Young mothers are often viewed through a deficit lens, framed primarily in terms of lack, risk, and failure, rather than those with expertise shaped through lived experience. A growing body of research, including recent work such as the 2026 Maternal Strengths Report, challenges narrow assumptions about mothers and their ability to lead by showing how caregiving can generate new forms of knowledge and skills. These include strategic decision-making, time management and organisation, resource management, communication, negotiation, conflict resolution and adaptability. The research doesn’t argue that motherhood is easy, nor that mothers should be expected to do it all, least of all adolescent mothers, but it does show howmothers develop new capabilities while navigating systems not designed for caregiving realities. 

The dual identity of young mothers 

“Early pregnancy presents multifaceted challenges for girls: their childhood experience is suddenly over, but they are still not afforded the respect and authority given to adults” – Katie Januario (Hilton Foundation) 

Being both a young person and a caregiver requires navigating multiple systems at once: education, healthcare, early childhood development, transport, social protection and employment. 

Through this, young mothers develop valuable knowledge of what systems work, where the gaps are, and what support is missing. Their insights offer critical evidence for how services, programmes and policies can be better aligned with communities’ everyday realities. 

The Young Mothers Consortium is a multi-country initiative in Kenya, Mozambique and Tanzania, supported by the Hilton Foundation, working through community-based partners, participatory grant making, and narrative change to shift power and resources towards young mothers. A key learning from the Consortium is that young mothers are strategic actors within complex systems and that when given resources and support (particularly through education, childcare, safe spaces, basic needs provision and enterprise development programmes), they demonstrate economic ambition, collective organisation, and a strong commitment to improving outcomes for their children. 

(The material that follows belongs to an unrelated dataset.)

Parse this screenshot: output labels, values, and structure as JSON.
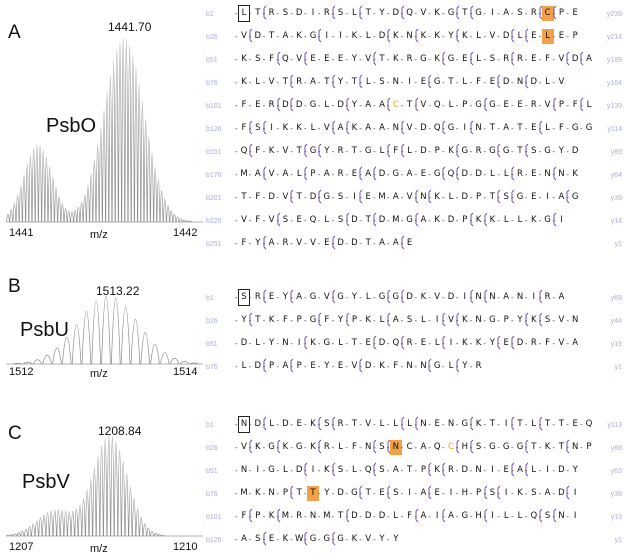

Closer to home, a longitudinal cohort study of more than 1,000 adolescent mothers in the Eastern Cape, conducted between 2017 and 2023, identified three key “accelerators”: food security, non-violent parenting support, and healthcare that treats young mothers with dignity and respect. These were associated with lower risk of depression and suicidality, reduced exposure to intimate partner violence and age-disparate or transactional sexual relationships, reduced HIV risk, as well as improved education retention and employment, alongside stronger self-confidence. The study was participatory, with adolescent mothers involved in shaping the design, analysis, and framing of the findings. This research suggests that many solutions already exist within current systems; the challenge is ensuring they reach young mothers in a way that is adolescent-friendly, non-judgemental and integrated. 

Representation matters 

The representation of young mothers is not merely a communications issue. When young mothers’ voices and experiences are oversimplified, interventions become misaligned. This is why campaigns that deliberately disrupt silence and stigma around young motherhood are important. Visibility and nuance are a precondition for robust and comprehensive support systems that are grounded in lived reality and respond more effectively to actual needs. 

The stories we tell about young mothers shape the possibilities we imagine for them, the opportunities we are willing to create, and the extent to which they are able to co-create the South Africa they and their children will inherit.